UCL team solves Antikythera Mechanism mystery
Quote:The 2005 data revealed thousands of text characters hidden inside the fragments, unread for nearly 2000 years. Inscriptions on the back cover include a description of the cosmos display, with the planets moving on rings and indicated by marker beads. The team worked to reconstruct this display.
Two critical numbers in the X-rays of the front cover, of 462 years and 442 years, accurately represent cycles of Venus and Saturn respectively. When observed from Earth, the plants’ cycles sometimes reverse their motions against the stars. Experts must track these cycles over long time-periods to predict their positions.

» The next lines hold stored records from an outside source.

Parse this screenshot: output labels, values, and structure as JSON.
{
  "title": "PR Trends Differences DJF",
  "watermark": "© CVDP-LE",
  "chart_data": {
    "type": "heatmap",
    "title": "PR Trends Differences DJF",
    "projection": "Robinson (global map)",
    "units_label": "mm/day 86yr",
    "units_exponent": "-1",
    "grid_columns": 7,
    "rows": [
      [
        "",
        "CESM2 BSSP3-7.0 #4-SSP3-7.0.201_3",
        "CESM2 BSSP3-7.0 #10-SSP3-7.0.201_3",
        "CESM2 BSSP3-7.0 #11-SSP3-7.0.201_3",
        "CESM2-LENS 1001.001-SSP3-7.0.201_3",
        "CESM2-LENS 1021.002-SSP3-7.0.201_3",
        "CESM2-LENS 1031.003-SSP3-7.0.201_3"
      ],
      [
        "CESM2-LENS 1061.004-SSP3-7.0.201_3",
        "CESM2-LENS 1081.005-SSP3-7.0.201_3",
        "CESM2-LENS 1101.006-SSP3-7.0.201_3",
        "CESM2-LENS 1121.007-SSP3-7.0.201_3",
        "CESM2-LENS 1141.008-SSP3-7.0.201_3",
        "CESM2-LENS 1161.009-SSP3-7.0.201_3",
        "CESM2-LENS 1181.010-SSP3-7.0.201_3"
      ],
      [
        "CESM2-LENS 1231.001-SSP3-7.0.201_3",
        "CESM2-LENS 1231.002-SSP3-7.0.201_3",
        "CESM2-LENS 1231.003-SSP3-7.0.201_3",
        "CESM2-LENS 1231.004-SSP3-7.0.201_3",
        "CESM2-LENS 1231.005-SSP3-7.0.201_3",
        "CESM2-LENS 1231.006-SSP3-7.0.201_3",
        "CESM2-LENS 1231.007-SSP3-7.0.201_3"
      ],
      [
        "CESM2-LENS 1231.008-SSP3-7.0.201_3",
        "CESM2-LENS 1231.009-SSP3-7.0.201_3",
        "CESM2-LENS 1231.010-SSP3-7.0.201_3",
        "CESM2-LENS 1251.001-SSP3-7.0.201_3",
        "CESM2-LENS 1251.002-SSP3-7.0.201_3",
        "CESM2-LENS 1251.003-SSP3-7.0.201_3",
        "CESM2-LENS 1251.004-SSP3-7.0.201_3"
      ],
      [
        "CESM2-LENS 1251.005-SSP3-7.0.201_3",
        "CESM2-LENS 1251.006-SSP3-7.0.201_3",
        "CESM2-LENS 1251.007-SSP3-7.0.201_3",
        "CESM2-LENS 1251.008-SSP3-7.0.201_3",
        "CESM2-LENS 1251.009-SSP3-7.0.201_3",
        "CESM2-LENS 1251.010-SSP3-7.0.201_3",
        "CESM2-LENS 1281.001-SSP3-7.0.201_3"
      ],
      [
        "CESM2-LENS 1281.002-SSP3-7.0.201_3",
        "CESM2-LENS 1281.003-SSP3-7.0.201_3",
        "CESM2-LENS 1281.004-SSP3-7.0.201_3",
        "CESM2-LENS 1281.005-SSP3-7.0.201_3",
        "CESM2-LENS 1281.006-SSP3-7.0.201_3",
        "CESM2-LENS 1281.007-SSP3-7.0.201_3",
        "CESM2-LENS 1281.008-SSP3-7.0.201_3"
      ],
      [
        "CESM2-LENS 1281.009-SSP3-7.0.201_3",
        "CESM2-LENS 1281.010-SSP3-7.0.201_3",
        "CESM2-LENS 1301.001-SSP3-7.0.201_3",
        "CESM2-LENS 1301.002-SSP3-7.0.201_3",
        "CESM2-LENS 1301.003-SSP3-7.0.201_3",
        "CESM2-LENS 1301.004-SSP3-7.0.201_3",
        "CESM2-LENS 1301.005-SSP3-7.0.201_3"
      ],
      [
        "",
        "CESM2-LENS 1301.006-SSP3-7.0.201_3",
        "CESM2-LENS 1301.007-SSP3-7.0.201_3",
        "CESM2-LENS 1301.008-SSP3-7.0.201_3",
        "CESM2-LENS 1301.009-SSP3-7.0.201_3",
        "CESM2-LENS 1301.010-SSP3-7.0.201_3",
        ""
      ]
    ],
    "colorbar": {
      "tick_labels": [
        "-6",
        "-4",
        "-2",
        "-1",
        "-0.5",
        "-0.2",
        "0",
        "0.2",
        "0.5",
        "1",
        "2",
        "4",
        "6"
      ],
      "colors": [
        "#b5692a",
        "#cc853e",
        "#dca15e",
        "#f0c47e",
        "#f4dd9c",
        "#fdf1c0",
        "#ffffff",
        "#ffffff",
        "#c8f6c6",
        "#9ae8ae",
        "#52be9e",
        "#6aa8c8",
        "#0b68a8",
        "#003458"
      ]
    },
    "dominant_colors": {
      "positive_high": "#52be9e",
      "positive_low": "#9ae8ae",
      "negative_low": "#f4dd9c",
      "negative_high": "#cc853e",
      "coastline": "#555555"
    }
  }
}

PhD candidate and team member Aris Dacanalis explained that the classic astronomy of the first millennium BC originated in Babylon, but that nothing in the astronomy suggested how the ancient Greeks found the highly accurate cycles for Saturn and Venus.
Using an ancient Greek mathematical method described by the philosopher Parmenides, the team has reportedly discovered how the cycles were derived, as well as recovering the cycles of all other planets where evidence was missing.
“After considerable struggle, we managed to match the evidence in Fragments A and D to a mechanism for Venus, which exactly models its 462-year planetary period relation, with the 63-tooth gear playing a crucial role,” said PhD candidate and team member David Higgon.
Professor Freeth explained that the team then created mechanisms for all of the planets that would calculate the new advanced astronomical cycles and minimise the number of gears in the whole system, so that they would fit into the tight spaces available.